Analysis and the Law
[25] The secure treatment provisions are in a special section, Part VII, of the Act entitled "Extraordinary Measures." There is only one other way a youth can be held in a secure facility and that is through the "Youth Justice" section, Part VI, which does not apply here as it relates to youth involved in the criminal justice system.
[26] Secure treatment is a highly intrusive procedure that engages a child's right under section 7 of the Canadian Charter of Rights and Freedoms, Part I of the Constitution Act, 1982 not to be deprived of their security of the person except in accordance with the principles of fundamental justice.
[27] As V. Starr, J. points out, "In recognition of the highly intrusive nature of this type of order and to ensure that this procedure complies with the Charter and the principles of fundamental justice, both the CYFSA and the jurisprudence recognize that long-term secure treatment orders can only be made if the strict criteria are met."
McMaster Children's Hospital v. L.R., [2019] O.J. No. 3628, at para. 18
[28] I found that the society met its burden by establishing, on a balance of probabilities, that each and every one of the six criteria have been met, as set out in subsection 164(1) of the Act, reproduced in full below.
164 (1) The court may order that a child be committed to a secure treatment program only where the court is satisfied that,
(a) the child has a mental disorder;
(b) the child has, as a result of the mental disorder, within the 45 days immediately preceding,
(i) the application under subsection 161 (1),
(ii) the child's detention or custody under the Youth Criminal Justice Act (Canada) or under the Provincial Offences Act,
(iii) the child's admission to a psychiatric facility under the Mental Health Act as an involuntary patient,
caused or attempted to cause serious bodily harm to themself or another person;
(c) the child has,
(i) within the 12 months immediately preceding the application, but on another occasion than that referred to in clause (b), caused, attempted to cause or by words or conduct made a substantial threat to cause serious bodily harm to themself or another person, or
(ii) in committing the act or attempt referred to in clause (b), caused or attempted to cause a person's death;
(d) the secure treatment program would be effective to prevent the child from causing or attempting to cause serious bodily harm to themself or another person;
(e) treatment appropriate for the child's mental disorder is available at the place of secure treatment to which the application relates; and
(f) no less restrictive method of providing treatment appropriate for the child's mental disorder is appropriate in the circumstances.

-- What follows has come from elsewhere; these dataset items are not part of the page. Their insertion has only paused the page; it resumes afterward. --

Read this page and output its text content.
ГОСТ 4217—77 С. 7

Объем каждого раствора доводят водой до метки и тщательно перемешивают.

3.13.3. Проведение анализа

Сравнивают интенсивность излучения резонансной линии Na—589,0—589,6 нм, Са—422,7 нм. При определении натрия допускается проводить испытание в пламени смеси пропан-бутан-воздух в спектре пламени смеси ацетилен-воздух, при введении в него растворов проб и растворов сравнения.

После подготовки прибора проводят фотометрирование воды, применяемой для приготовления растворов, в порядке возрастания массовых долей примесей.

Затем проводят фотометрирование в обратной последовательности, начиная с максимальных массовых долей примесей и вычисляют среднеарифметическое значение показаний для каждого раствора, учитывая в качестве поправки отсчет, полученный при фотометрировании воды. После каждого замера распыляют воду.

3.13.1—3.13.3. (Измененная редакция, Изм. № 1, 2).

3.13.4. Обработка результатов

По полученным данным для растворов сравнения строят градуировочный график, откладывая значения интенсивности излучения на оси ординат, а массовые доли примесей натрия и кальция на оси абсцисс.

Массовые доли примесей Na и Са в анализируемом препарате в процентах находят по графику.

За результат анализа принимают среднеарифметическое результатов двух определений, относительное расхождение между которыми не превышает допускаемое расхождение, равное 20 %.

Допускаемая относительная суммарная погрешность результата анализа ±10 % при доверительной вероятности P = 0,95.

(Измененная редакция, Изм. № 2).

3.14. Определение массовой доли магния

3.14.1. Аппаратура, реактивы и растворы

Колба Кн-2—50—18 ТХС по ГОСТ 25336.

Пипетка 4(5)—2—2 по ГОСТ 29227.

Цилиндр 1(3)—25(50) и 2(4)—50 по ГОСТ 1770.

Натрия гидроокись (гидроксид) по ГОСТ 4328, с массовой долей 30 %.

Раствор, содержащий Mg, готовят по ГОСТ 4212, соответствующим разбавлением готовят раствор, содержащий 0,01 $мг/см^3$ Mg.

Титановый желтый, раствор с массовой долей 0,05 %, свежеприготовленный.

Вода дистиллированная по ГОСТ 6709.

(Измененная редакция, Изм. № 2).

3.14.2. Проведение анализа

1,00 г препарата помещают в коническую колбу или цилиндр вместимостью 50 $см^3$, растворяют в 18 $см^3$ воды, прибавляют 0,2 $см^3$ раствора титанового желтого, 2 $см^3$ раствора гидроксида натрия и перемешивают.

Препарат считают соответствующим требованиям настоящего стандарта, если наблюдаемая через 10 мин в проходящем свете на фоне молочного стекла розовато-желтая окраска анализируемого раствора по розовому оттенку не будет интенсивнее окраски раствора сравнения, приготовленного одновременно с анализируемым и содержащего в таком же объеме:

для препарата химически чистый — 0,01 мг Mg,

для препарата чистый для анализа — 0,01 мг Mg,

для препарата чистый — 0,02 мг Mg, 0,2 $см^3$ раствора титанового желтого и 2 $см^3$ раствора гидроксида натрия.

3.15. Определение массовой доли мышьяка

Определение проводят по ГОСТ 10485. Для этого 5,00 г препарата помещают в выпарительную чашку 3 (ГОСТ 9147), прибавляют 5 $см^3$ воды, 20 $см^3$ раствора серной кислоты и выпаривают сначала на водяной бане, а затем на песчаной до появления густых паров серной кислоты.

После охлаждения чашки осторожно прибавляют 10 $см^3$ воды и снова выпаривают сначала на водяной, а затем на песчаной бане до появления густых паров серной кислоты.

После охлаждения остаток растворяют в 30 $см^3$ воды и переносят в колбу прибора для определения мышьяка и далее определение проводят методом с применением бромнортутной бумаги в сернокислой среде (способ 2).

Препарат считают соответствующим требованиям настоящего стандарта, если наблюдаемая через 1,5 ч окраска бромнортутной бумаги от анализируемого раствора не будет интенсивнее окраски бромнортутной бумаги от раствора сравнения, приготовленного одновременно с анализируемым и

Criteria (a): This child has a mental disorder.
[29] It was not contested, and I found, that the child has a mental disorder, defined under section 157 of the Act as "a substantial disorder of emotional processes, thought or cognition which grossly impairs a person's capacity to make reasoned judgments."
[30] Dr. Scharf's evidence was that the child's diagnoses of Mild to Moderate Developmental Disability and Pervasive Developmental Disorder/Autism Spectrum Disorder meets the definition of mental disorder as it limits his ability to control his emotions and respond safely and appropriately to stressful or potentially dangerous situations.
Criteria (b): This child has, as a result of the mental disorder, within the 45 days immediately preceding the secure treatment application caused or attempted to cause serious bodily harm to himself or another person.
Criteria (c): This child has, within the 12 months immediately preceding the application, but on another occasion than that referred to above, caused, attempted to cause or by words or conduct made a substantial threat to cause serious bodily harm to himself or another person.
[31] Counsel on behalf of the child contested both of these two grounds on the basis that the child did not intend to cause himself or anyone else harm, and that the harm the child did cause was far from meeting the definition of "serious bodily harm."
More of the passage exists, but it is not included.